I’m fine with how it currently works. For starters we’re using a “Health Pool” system so it isn’t really a full up simulation (for example your soldier getting blasted/stabbed in the face isn’t a guarantee to kill him even though it most likely would IRL). Also as you continue to shoot the same area you’re causing more trauma. This can cause the body to go into shock, create more bleeding, damage other internal parts that weren’t already damage/destroyed, etc. For example say you “destroyed” the leg but yet didn’t hit the femoral artery (or the equivalent that the enemies have). Continuing to fire on the leg could cause you to nick/hit the artery which in turn would cause the enemy to bleed out VERY quickly. Or maybe you hit a nerve that causes the whole leg to flat out collapse. Or if you’re shooting at a “destroyed” chest that still had an active heart/trachea and manage to then hit that.

So while I can see what you’re saying, I don’t think body parts should only be worth X% of the overall health or that the enemy should take reduced damage from destroyed body parts. Ultimately this is still a game and short of modeling units all the way out to 100% lifelike internals there’s still going to be some level of gamey-ness to it that we need to accept and move on.

I do understand that the ‘simulation’ aspect only goes so far and ought to; I suppose my attention being really focused on the big nasty is why the demands for my suspension of disbelief are greater for it.

I will argue that, with the large health pools of the major parts combined with the binary game effects of crippling and the visual feedback, the implication is that the trauma of a crippled part is “pretty much fucked” (technical term :stuck_out_tongue:). When 3/4 of the head or abdomen has been blown off visually and there’s no ‘super cripple’ to work towards, it’s a hard sell to convince me that there’s ‘trauma’ left to do, let alone more than from crippling it to begin with just because further armor shred.

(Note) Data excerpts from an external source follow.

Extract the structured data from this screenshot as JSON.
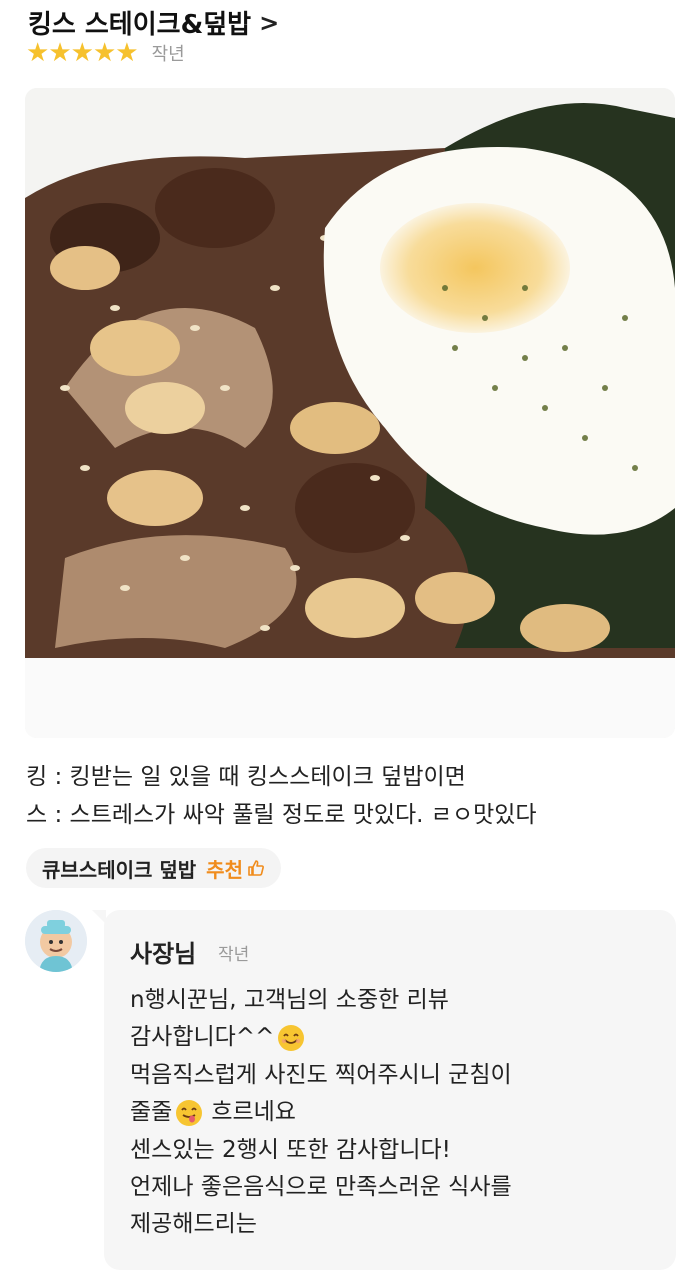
{
  "store": {
    "name": "킹스 스테이크&덮밥",
    "chevron": ">"
  },
  "rating": {
    "stars": 5,
    "star_char": "★",
    "time": "작년"
  },
  "review": {
    "lines": [
      "킹 : 킹받는 일 있을 때 킹스스테이크 덮밥이면",
      "스 : 스트레스가 싸악 풀릴 정도로 맛있다. ㄹㅇ맛있다"
    ]
  },
  "menu_tag": {
    "name": "큐브스테이크 덮밥",
    "recommend": "추천",
    "icon": "thumbs-up-icon"
  },
  "owner_reply": {
    "name": "사장님",
    "time": "작년",
    "lines": [
      "n행시꾼님, 고객님의 소중한 리뷰",
      "감사합니다^^",
      "먹음직스럽게 사진도 찍어주시니 군침이",
      "줄줄",
      "흐르네요",
      "센스있는 2행시 또한 감사합니다!",
      "언제나 좋은음식으로 만족스러운 식사를",
      "제공해드리는"
    ]
  },
  "colors": {
    "star": "#f6c12d",
    "recommend": "#f08c1c",
    "bubble": "#f6f6f6"
  }
}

Of course, that’s me going back down the flavor/suspension of disbelief route again, when the real point I want to make clear is that doing the reduced damage to crippled parts would make those instances of lucky armor shred still smaller victories, but not damning to the entire boss fight because of exploiting runaway numbers (I’ve managed to take all 4 armor off the thorax with one MG burst before and that boss fight lasted 2 rounds). It checks the edge cases and ‘cheesability’ factor of the health/armor system but leaves the meat and potatoes of the emergent gameplay that I think we can agree we want intact, and with minimal added complexity (we’re talking an ‘if’ statement and an arithmetic operator).

Doors and corners… Doors and corners…

They are like the creepy music in a horror movie, they amp up the sense of danger. OF COURSE they are scary, they are supposed to be. Aliens popping up from behind full cover would be, too, except once we’ve spotted them all the way across the map (no fog of war yet) thru a window somewhere, we continue in our ability to track them. This too will (I expect) change.